Het gebed is het hart van het leven van de Gemeenschap van Sant’Egidio. Het is haar eerste “werk”. Aan het einde van de dag komt elke Gemeenschap, of die nu klein of groot is, samen bij de Heer om het Woord te beluisteren en zich tot Hem te richten in het gebed. De leerlingen kunnen niet anders dan aan de voeten van Jezus zitten, zoals Maria van Bethanië, om het “betere deel” te kiezen (Lc 10, 42) en van Hem zijn gezindheid te leren (vgl. Fil 2, 5).

Elke keer dat de Gemeenschap zich tot de Heer richt, maakt ze zich die vraag eigen van de anonieme leerling: “Heer, leer ons bidden!” (Lc 11, 1). En Jezus, meester in het gebed, antwoordt: “Wanneer jullie bidden, zeg dan: Abba, Vader”.

Wanneer we bidden, ook in de geslotenheid van ons eigen hart, zijn we nooit alleen of verweesd. Integendeel, we zijn leden van de familie van de Heer. In het gemeenschappelijk gebed wordt naast het mysterie van het kindschap, ook dat van de broederschap en zusterschap duidelijk.

De Gemeenschappen van Sant’Egidio, verspreid over de wereld, verzamelen zich op de verschillende plaatsen die gekozen zijn voor het gebed en brengen de hoop en het verdriet van de “uitgeputte en hulpeloze mensenmenigte” waarover het Evangelie spreekt (Mt 9, 37) bij de Heer.
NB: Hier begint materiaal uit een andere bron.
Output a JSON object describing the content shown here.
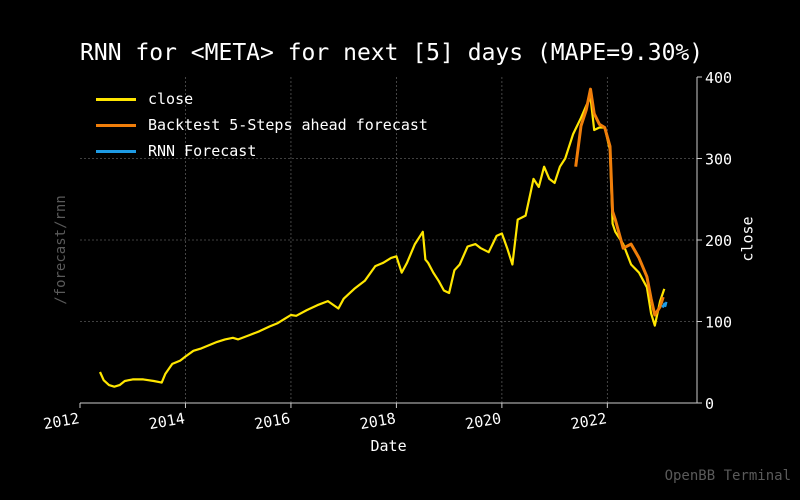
{
  "page": {
    "side_label": "/forecast/rnn",
    "watermark": "OpenBB Terminal"
  },
  "chart_data": {
    "type": "line",
    "title": "RNN for <META> for next [5] days (MAPE=9.30%)",
    "xlabel": "Date",
    "ylabel": "close",
    "xlim": [
      2012.0,
      2023.7
    ],
    "ylim": [
      0,
      400
    ],
    "x_ticks": [
      2012,
      2014,
      2016,
      2018,
      2020,
      2022
    ],
    "x_tick_labels": [
      "2012",
      "2014",
      "2016",
      "2018",
      "2020",
      "2022"
    ],
    "y_ticks": [
      0,
      100,
      200,
      300,
      400
    ],
    "y_tick_labels": [
      "0",
      "100",
      "200",
      "300",
      "400"
    ],
    "y_axis_side": "right",
    "grid": true,
    "legend": "top-left",
    "series": [
      {
        "name": "close",
        "color": "#ffe600",
        "x": [
          2012.38,
          2012.45,
          2012.55,
          2012.65,
          2012.75,
          2012.85,
          2013.0,
          2013.2,
          2013.4,
          2013.55,
          2013.62,
          2013.75,
          2013.9,
          2014.0,
          2014.15,
          2014.3,
          2014.45,
          2014.6,
          2014.75,
          2014.9,
          2015.0,
          2015.2,
          2015.4,
          2015.6,
          2015.75,
          2015.9,
          2016.0,
          2016.1,
          2016.3,
          2016.5,
          2016.7,
          2016.9,
          2017.0,
          2017.2,
          2017.4,
          2017.6,
          2017.75,
          2017.9,
          2018.0,
          2018.1,
          2018.2,
          2018.35,
          2018.5,
          2018.55,
          2018.6,
          2018.7,
          2018.8,
          2018.9,
          2019.0,
          2019.1,
          2019.2,
          2019.35,
          2019.5,
          2019.6,
          2019.75,
          2019.9,
          2020.0,
          2020.1,
          2020.2,
          2020.3,
          2020.45,
          2020.55,
          2020.6,
          2020.7,
          2020.8,
          2020.9,
          2021.0,
          2021.1,
          2021.2,
          2021.35,
          2021.5,
          2021.6,
          2021.68,
          2021.75,
          2021.85,
          2021.95,
          2022.05,
          2022.1,
          2022.15,
          2022.3,
          2022.45,
          2022.6,
          2022.75,
          2022.83,
          2022.9,
          2023.0,
          2023.08
        ],
        "y": [
          38,
          28,
          22,
          20,
          22,
          27,
          29,
          29,
          27,
          25,
          36,
          48,
          52,
          57,
          64,
          67,
          71,
          75,
          78,
          80,
          78,
          83,
          88,
          94,
          98,
          104,
          108,
          107,
          114,
          120,
          125,
          116,
          128,
          140,
          150,
          168,
          172,
          178,
          180,
          160,
          172,
          195,
          210,
          176,
          172,
          160,
          150,
          138,
          135,
          163,
          170,
          192,
          195,
          190,
          185,
          205,
          208,
          190,
          170,
          225,
          230,
          260,
          275,
          265,
          290,
          275,
          270,
          290,
          300,
          330,
          350,
          365,
          375,
          335,
          338,
          338,
          310,
          220,
          210,
          195,
          170,
          160,
          142,
          110,
          95,
          125,
          140
        ]
      },
      {
        "name": "Backtest 5-Steps ahead forecast",
        "color": "#f07e0a",
        "x": [
          2021.4,
          2021.5,
          2021.6,
          2021.68,
          2021.75,
          2021.85,
          2021.95,
          2022.05,
          2022.1,
          2022.15,
          2022.3,
          2022.45,
          2022.6,
          2022.75,
          2022.83,
          2022.9,
          2023.0,
          2023.06
        ],
        "y": [
          290,
          340,
          360,
          385,
          355,
          342,
          338,
          315,
          235,
          225,
          190,
          195,
          178,
          155,
          128,
          108,
          118,
          130
        ]
      },
      {
        "name": "RNN Forecast",
        "color": "#1e9be4",
        "x": [
          2023.04,
          2023.06,
          2023.08,
          2023.1,
          2023.12
        ],
        "y": [
          120,
          118,
          122,
          119,
          124
        ]
      }
    ]
  }
}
Deze oude menigte omvat de inwoners van onze hedendaagse steden, de armen die zich bevinden in de marge van het leven, en iedereen die wacht om als dagloner te worden aangenomen (vgl. Mt 20).
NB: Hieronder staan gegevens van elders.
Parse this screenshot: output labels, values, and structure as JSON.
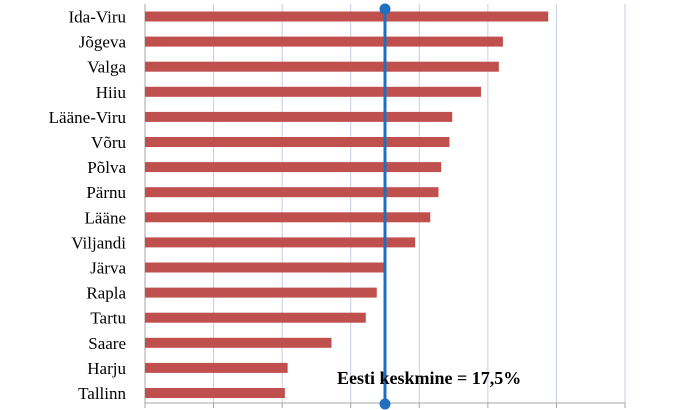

Het gemeenschappelijk gebed verzamelt de schreeuw, de hoop, het verlangen naar vrede, genezing, zin en redding, die beleefd worden door de mannen en vrouwen van deze wereld. Het gebed is nooit leeg. Het stijgt onophoudelijk op naar de Heer opdat verdriet verandert in vreugde, wanhoop in blijheid, angst in hoop, eenzaamheid in gemeenschap. En het rijk Gods zal spoedig temidden van de mensen komen.